Тот медленно тронулся, прошел полтора десятка шагов и замер, а капитан зачарованно смотрел на то место, где обязательно должно было хоть что-нибудь быть, и не знал, что сказать. Нет, он был образованным человеком и не верил в эти сказки о перемене пола и оборотнях. Скорее уж сами арестанты опять передрались между собой за право уложить на свою подстилку эту полуженщину-полумужчину. И все равно капитану было не по себе.

– Кто это тебе все отрезал? – наконец-то сумел произнести он. – Или ты и родился таким?

Монгол глянул куда-то поверх его головы и болезненно скривился.

– Что с тобой, Мечит? Чем я тебе не угодил?

– Я тебя спрашиваю, что это такое?! – рассвирепел капитан.

Монгол перевел на него тревожный, блуждающий взгляд.

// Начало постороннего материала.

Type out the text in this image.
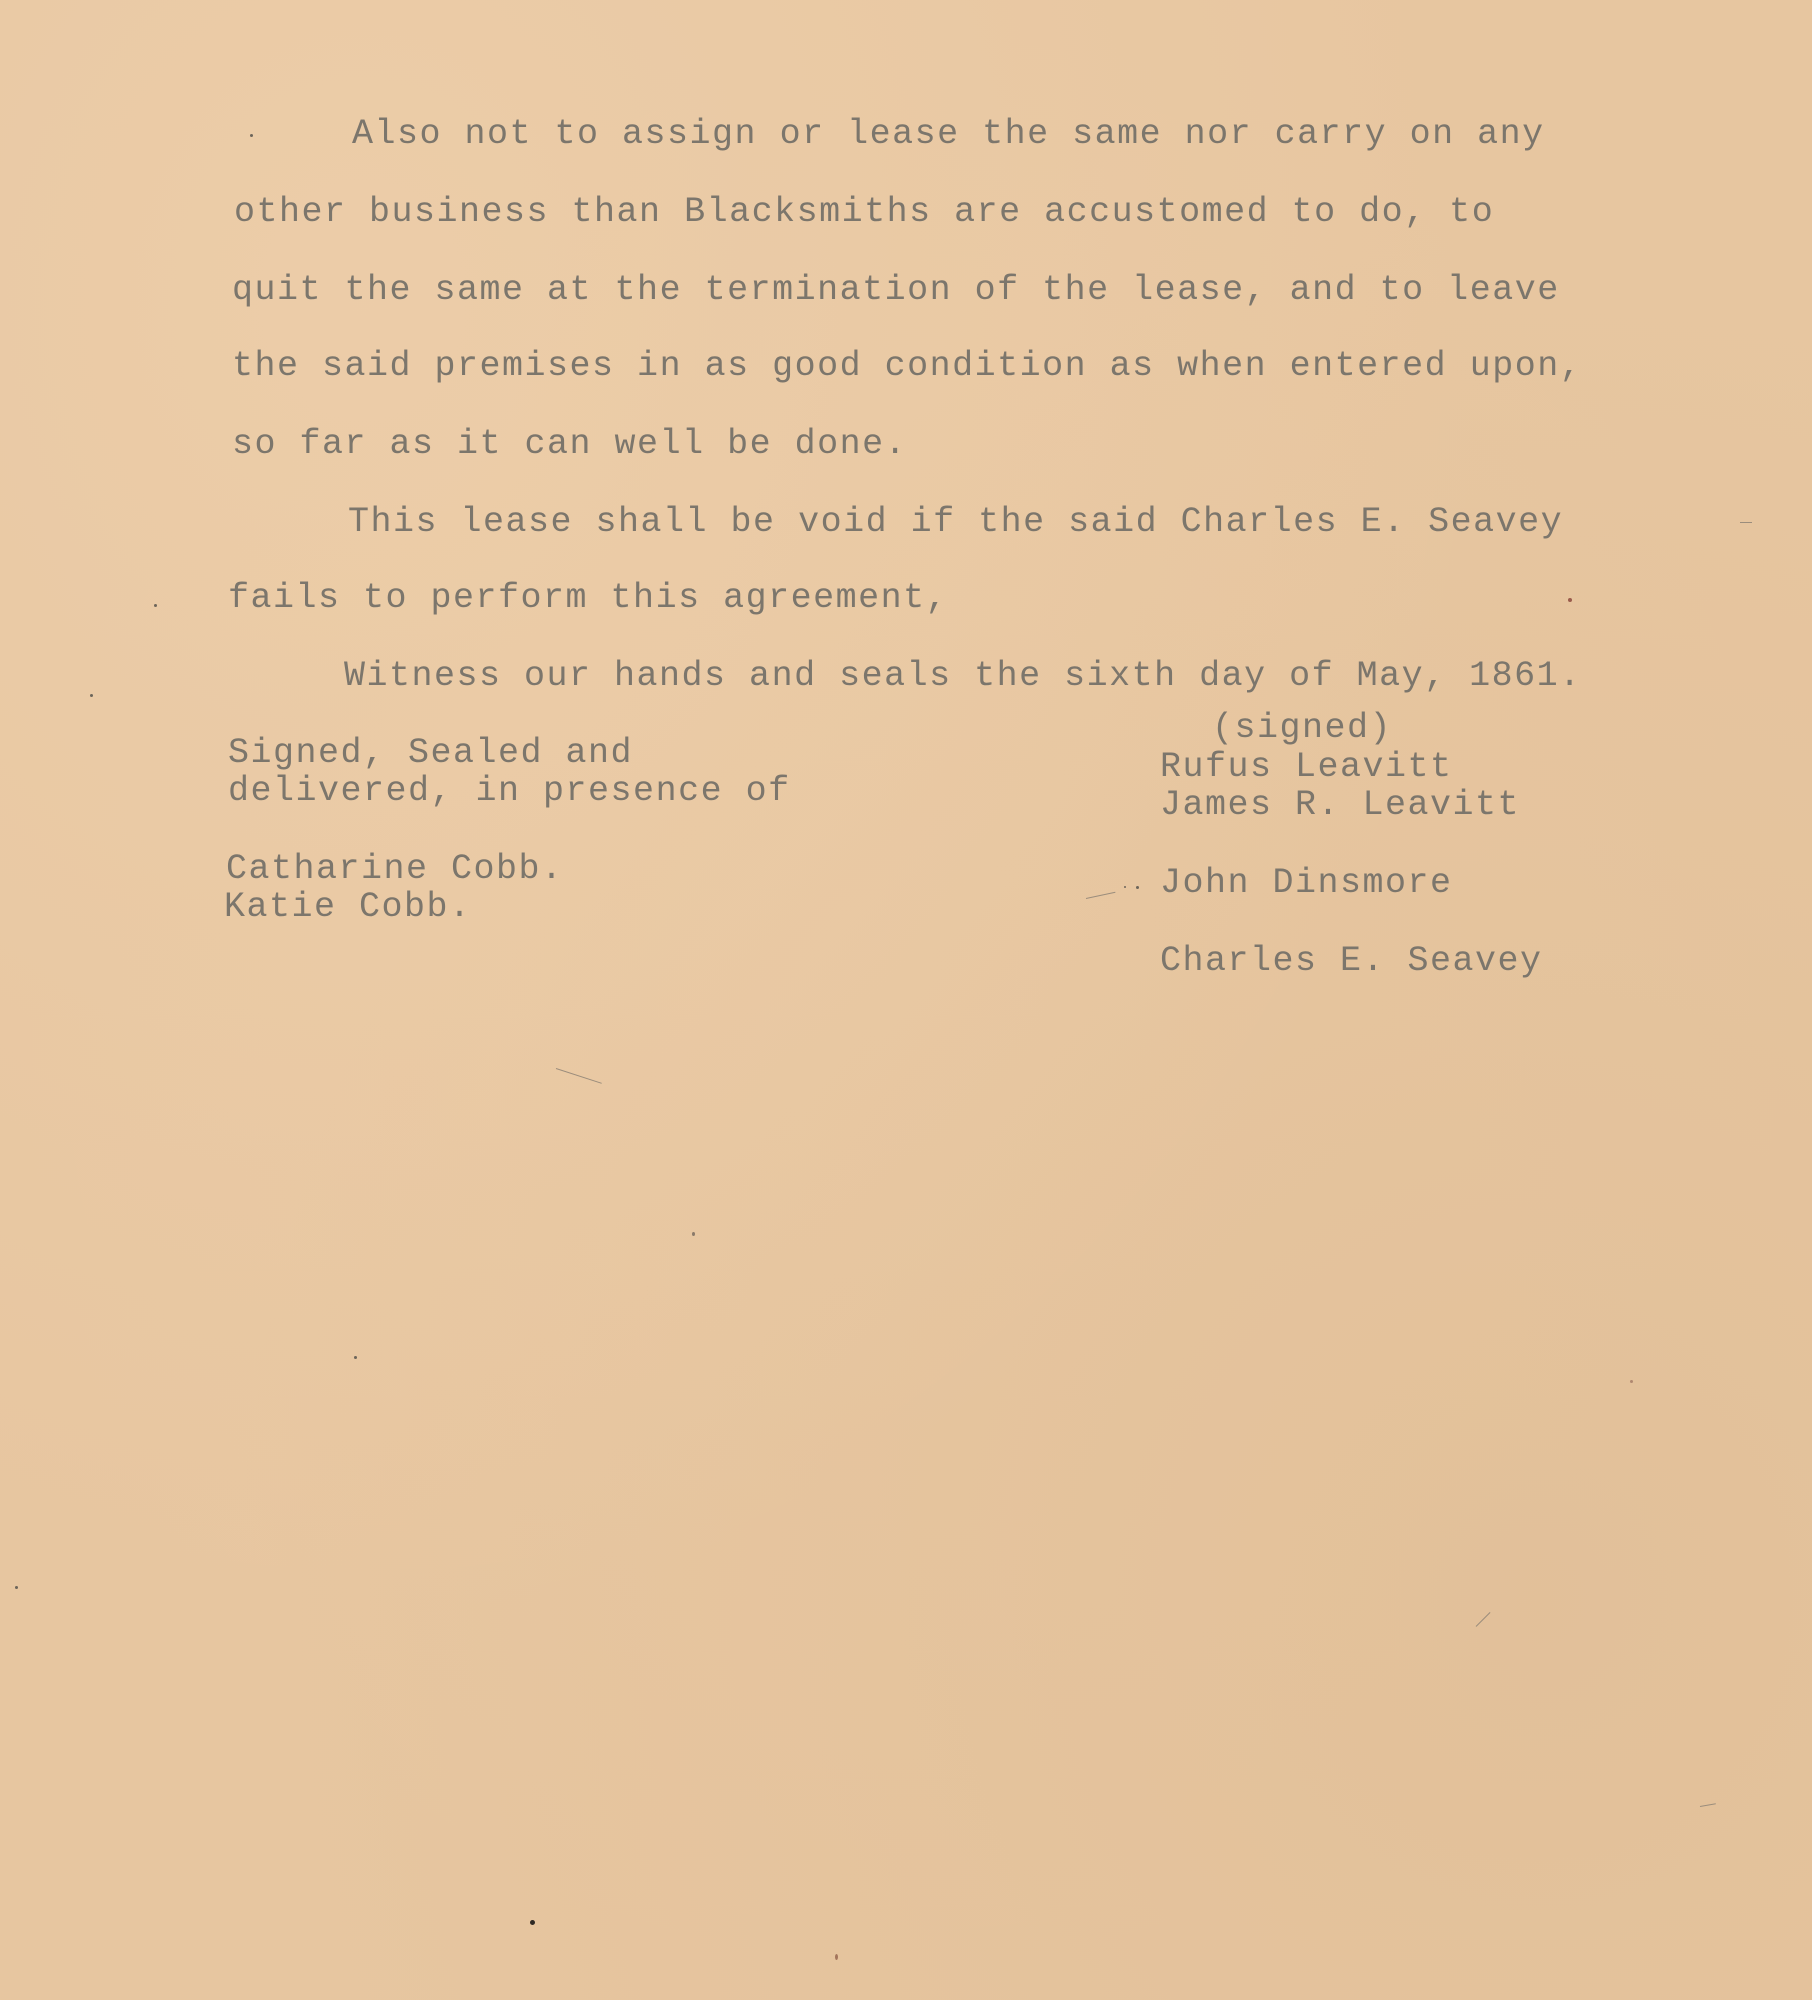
Also not to assign or lease the same nor carry on any
other business than Blacksmiths are accustomed to do, to
quit the same at the termination of the lease, and to leave
the said premises in as good condition as when entered upon,
so far as it can well be done.
This lease shall be void if the said Charles E. Seavey
fails to perform this agreement,
Witness our hands and seals the sixth day of May, 1861.
(signed)
Signed, Sealed and
delivered, in presence of
Catharine Cobb.
Katie Cobb.
Rufus Leavitt
James R. Leavitt
John Dinsmore
Charles E. Seavey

– Это божественная Мечит, ваше превосходительство. Ей плохо. Очень плохо… А я не знаю почему.

Капитан стиснул зубы, поднял руку для удара и тут же понял, что у этого монгола наверняка не все в порядке с головой. Да и имперский агент Кан Ся многократно говорил ему об особой важности этого преступника. И тогда капитан вздохнул, неловко опустил руку и повернулся к дежурному офицеру.

– Отправьте его в изолятор и вызовите врача. Пусть осмотрит этого… евнуха.

– А остальные?

Капитан обвел взглядом замерших у стены голых преступников и равнодушно махнул рукой.

– Пусть постоят. Меньше покрывать друг друга будут.

* * *

Мечит окончательно исчезла ровно в тот момент, когда Курбан переступил порог изолятора. Он судорожно огляделся в поисках ее сморщенного черного лица и обомлел. Из отделяющей изолятор от соседней камеры кирпичной стены выступала массивная каменная морда морского дракона Mapмара.

– Великая Мать! – охнул Курбан и подошел ближе.

Это была очень старая, определенно сделанная еще до падения Уч-Курбустана работа. Более того, едва Курбан коснулся толстой, по-собачьи раздвоенной верхней губы дракона, стало ясно – это не светское изображение. Он вспомнил, как выглядела его первая камера, мысленно осмотрел квадратный двор тюрьмы, и по его лбу сбежала крупная капля холодного пота.

Сомнений не оставалось: тюрьма стояла на месте храма Великого Морского Дракона, последних защитников и жрецов которого воины Ахура-Мазды сбросили в море еще до основания Уч-Курбустана.

– Так вот почему бедной Мечит было так плохо… – всхлипнул Курбан, и по всему его телу тут же пронесся ледяной вихрь ужаса. – Великая Мать! А кому же я принес жертву?! Кого я пробудил к жизни?!! Дракон посмотрел на него яростными и живыми, как тысячи лет назад, глазами и ничего не сказал.